Increased ethanol production to help Md. grain growers, increase cost of groceries


October 21, 2007|By TED SHELSBY

With world crude oil prices again hovering around $87 a barrel, the outlook for ethanol looks even more promising. And that's good news for Maryland grain farmers.

Ethanol, a gasoline extender made primarily from corn, is expected to enhance farm profitability in the coming years. However, the growth of the industry is projected to result in consumers paying higher prices for groceries at the supermarket.

Those are among the findings of a new USDA study on the alternative fuel and its impact on agriculture.

"While the ethanol boom can be expected to bring higher incomes to farmers and reduce government outlays for farm programs, it will most likely mean higher food prices for consumers," Paul C. Westcott, an agriculture economist with the U.S. Department of Agriculture's Economic Research Service and author of the study.

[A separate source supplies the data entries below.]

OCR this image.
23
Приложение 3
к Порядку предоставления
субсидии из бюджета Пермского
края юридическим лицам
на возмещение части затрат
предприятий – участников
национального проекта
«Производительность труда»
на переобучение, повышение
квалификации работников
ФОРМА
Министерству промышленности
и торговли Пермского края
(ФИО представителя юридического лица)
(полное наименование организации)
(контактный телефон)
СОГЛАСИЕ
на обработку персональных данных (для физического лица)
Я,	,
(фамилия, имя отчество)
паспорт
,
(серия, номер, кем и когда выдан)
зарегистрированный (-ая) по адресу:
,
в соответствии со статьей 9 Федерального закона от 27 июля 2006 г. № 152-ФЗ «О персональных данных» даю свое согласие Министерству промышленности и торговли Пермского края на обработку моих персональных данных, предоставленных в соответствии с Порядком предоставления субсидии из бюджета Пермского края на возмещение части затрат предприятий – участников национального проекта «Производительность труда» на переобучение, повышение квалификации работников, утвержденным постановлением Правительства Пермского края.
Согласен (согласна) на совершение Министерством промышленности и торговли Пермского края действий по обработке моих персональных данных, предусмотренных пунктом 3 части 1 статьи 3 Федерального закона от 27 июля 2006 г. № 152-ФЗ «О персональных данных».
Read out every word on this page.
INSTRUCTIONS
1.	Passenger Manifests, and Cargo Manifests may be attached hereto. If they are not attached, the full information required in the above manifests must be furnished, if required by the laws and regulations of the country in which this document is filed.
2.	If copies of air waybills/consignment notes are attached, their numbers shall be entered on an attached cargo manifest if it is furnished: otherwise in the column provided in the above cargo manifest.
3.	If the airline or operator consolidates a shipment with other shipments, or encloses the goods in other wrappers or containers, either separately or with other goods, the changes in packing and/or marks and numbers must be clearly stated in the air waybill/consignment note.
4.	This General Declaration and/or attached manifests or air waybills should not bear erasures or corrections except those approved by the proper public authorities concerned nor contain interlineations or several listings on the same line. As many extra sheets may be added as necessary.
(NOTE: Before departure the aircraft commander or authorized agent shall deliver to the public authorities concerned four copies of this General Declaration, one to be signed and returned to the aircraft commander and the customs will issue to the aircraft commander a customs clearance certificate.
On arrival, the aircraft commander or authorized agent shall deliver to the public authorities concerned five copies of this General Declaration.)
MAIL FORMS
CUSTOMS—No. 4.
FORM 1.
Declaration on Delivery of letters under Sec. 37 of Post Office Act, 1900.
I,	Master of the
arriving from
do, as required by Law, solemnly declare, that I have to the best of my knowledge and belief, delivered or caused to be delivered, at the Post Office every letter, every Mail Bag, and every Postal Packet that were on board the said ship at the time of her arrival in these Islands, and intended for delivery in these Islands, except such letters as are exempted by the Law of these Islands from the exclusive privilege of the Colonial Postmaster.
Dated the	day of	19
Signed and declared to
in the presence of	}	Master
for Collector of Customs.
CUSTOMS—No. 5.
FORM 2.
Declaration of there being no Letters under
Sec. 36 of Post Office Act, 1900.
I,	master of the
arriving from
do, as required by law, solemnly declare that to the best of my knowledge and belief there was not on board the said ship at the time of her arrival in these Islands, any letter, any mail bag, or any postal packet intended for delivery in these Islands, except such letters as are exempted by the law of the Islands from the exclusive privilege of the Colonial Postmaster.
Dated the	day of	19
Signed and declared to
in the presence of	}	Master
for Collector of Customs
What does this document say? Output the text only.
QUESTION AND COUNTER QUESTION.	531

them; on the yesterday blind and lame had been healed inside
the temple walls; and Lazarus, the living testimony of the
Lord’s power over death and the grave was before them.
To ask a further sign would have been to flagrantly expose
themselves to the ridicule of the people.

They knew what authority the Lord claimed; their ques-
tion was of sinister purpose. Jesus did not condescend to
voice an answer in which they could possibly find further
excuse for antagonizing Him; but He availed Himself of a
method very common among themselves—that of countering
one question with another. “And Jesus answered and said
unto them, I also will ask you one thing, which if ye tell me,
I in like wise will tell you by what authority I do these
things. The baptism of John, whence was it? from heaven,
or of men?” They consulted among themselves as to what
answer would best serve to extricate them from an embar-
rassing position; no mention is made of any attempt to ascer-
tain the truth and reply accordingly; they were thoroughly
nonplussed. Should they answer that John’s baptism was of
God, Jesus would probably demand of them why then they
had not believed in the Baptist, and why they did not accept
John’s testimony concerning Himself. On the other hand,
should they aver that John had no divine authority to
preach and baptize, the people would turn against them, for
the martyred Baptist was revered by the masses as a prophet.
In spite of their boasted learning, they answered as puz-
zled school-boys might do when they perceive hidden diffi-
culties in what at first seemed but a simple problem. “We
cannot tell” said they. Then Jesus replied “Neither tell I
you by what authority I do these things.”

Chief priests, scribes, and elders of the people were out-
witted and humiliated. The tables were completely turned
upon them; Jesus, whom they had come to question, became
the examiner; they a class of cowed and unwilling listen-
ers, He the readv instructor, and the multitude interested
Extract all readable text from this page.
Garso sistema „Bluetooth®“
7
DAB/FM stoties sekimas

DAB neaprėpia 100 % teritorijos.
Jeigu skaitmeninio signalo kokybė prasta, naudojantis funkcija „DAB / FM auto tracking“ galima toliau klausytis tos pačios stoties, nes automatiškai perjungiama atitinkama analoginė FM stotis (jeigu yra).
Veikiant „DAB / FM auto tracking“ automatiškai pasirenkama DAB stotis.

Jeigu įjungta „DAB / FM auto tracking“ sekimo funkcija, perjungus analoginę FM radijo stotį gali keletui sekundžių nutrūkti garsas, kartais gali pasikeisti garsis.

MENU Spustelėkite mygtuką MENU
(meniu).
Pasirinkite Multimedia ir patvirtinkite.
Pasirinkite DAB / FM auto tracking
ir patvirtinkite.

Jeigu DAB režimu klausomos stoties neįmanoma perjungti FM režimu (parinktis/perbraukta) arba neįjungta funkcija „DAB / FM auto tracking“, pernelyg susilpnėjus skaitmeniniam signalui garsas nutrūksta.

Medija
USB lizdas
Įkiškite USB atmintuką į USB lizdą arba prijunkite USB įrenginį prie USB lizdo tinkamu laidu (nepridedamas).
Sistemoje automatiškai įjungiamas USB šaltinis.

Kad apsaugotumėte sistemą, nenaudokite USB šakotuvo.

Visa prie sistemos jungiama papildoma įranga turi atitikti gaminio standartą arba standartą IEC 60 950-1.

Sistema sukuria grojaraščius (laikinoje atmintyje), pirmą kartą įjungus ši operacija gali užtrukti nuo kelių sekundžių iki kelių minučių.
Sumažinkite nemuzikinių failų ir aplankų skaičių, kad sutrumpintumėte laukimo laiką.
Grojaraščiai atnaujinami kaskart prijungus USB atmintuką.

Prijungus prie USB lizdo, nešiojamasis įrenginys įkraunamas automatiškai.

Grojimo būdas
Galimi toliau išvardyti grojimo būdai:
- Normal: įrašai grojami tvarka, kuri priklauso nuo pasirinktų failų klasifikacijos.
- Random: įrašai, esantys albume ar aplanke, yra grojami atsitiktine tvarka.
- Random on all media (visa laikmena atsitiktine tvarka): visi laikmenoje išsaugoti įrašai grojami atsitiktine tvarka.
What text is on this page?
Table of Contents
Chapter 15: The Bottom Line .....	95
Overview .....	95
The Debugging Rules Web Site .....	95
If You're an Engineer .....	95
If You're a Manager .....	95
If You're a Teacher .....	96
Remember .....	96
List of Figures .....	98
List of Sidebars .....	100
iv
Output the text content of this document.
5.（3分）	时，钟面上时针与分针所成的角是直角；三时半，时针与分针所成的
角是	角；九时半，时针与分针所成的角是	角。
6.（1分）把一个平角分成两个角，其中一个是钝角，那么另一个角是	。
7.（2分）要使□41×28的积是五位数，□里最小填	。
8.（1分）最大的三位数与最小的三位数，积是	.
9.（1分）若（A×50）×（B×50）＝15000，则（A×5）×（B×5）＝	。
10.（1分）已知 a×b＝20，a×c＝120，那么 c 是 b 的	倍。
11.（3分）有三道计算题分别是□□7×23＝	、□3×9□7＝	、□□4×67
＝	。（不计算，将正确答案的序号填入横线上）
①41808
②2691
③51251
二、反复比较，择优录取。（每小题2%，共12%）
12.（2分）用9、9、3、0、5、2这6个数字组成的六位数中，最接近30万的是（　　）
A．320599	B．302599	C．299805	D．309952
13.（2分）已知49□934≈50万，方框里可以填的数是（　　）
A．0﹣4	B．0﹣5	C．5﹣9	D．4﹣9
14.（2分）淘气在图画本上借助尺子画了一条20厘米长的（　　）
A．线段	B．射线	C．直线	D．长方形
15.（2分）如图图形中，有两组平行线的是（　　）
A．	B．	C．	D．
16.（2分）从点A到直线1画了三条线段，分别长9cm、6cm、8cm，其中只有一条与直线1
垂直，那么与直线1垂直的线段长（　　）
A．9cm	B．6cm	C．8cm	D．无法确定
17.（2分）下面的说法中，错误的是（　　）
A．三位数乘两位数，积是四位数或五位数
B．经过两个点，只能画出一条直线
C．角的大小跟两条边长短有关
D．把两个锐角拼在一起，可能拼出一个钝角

Retail price increases for red meat, poultry, and eggs are projected to exceed the general inflation rate next year and through 2010, he said, as the livestock sector adjusts to higher feed costs.

While offering no dollar figure, the report said that ethanol expansion would boost net farm income. Higher commodity prices over the next several years, particularly for corn and soybeans, are projected to bring large increases in total farm cash receipts.

But to some extent, these gains are expected to be offset by higher production expenses for seed, fertilizer and livestock feed.

The ethanol boom is not particularly good for Maryland's largest agriculture sector: the poultry industry. Higher corn prices reduce the profitability of meat production because of corn's importance to the livestock sector as animal feed. As a result, red meat production is projected to decline in the United States and growth in poultry output is likely to slow.

Poultry sales totaled $535 million in Maryland last year and accounted for about 35 percent of the state's total farm receipts.

U.S. ethanol production climbed to almost 5 billion gallons last year, up nearly 1 billion from 2005. The industry is stepping up the pace of expansion, and ethanol production is expected to top 10 billion gallons by 2009.

The ethanol boom was kick-started by the federal Energy Policy Act of 2005, which stipulated an increase in the use of ethanol as a gasoline extender. The government also provided a tax credit of 51 cents a gallon for ethanol blended into gasoline.

Most ethanol is made from corn, and Maryland grain farmers are already benefiting from higher corn price. According to the state Agricultural Statistics Service, corn prices jumped from an average of $2.19 a bushel in market year 2006 to $3.25 this year. So far this year prices have mostly stayed in a range of $3.75 to $4.

Other findings of the study:

Ethanol production is expected to grow to 12 billion gallons by the middle of the next decade.

Ethanol accounts for only a small share of the overall gasoline market. Last year it represented about 3.5 percent of the motor vehicle gasoline supplies in the United States.

Fourteen percent of the U.S. corn crop was used in ethanol production last year. That percentage is projected to grow to more than 30 percent by 2009 and remain at that level in subsequent years.

Farmers planted 93 million acres of corn this year, up over 14 million acres - 18.6 percent - from last year.

In Maryland, corn acreage increased 10 percent this year to 540,000 acres.

The increased use of U.S. corn for ethanol and subsequent higher corn prices will have an impact on global trade and international markets. The U.S. typically accounts for 60 percent to 70 percent of world corn exports. This is expected to drop to 55 percent to 60 percent over much of the next decade.

As a result of higher corn prices, government payments to farmers, which averaged over 7 percent of gross cash income last year, are expected to account for less than 4 percent during most of the next decade.

Plenty of pumpkins

Despite the ravages of this year's drought, pumpkins should be plentiful, according to extension agents at the University of Maryland.

However, one exception could be Southern Maryland, where drought hit particularly hard. The harvest - and the pumpkins - could be smaller that normal.

The extension service recommends picking a pumpkin that is completely orange. Any green could mean the pumpkin is still retaining moisture and has not cured.

A good weight for a carving pumpkin is between 15 and 20 pounds, the extension services says. An uncut pumpkin will last 30 days or more, and seven to 10 days after being carved.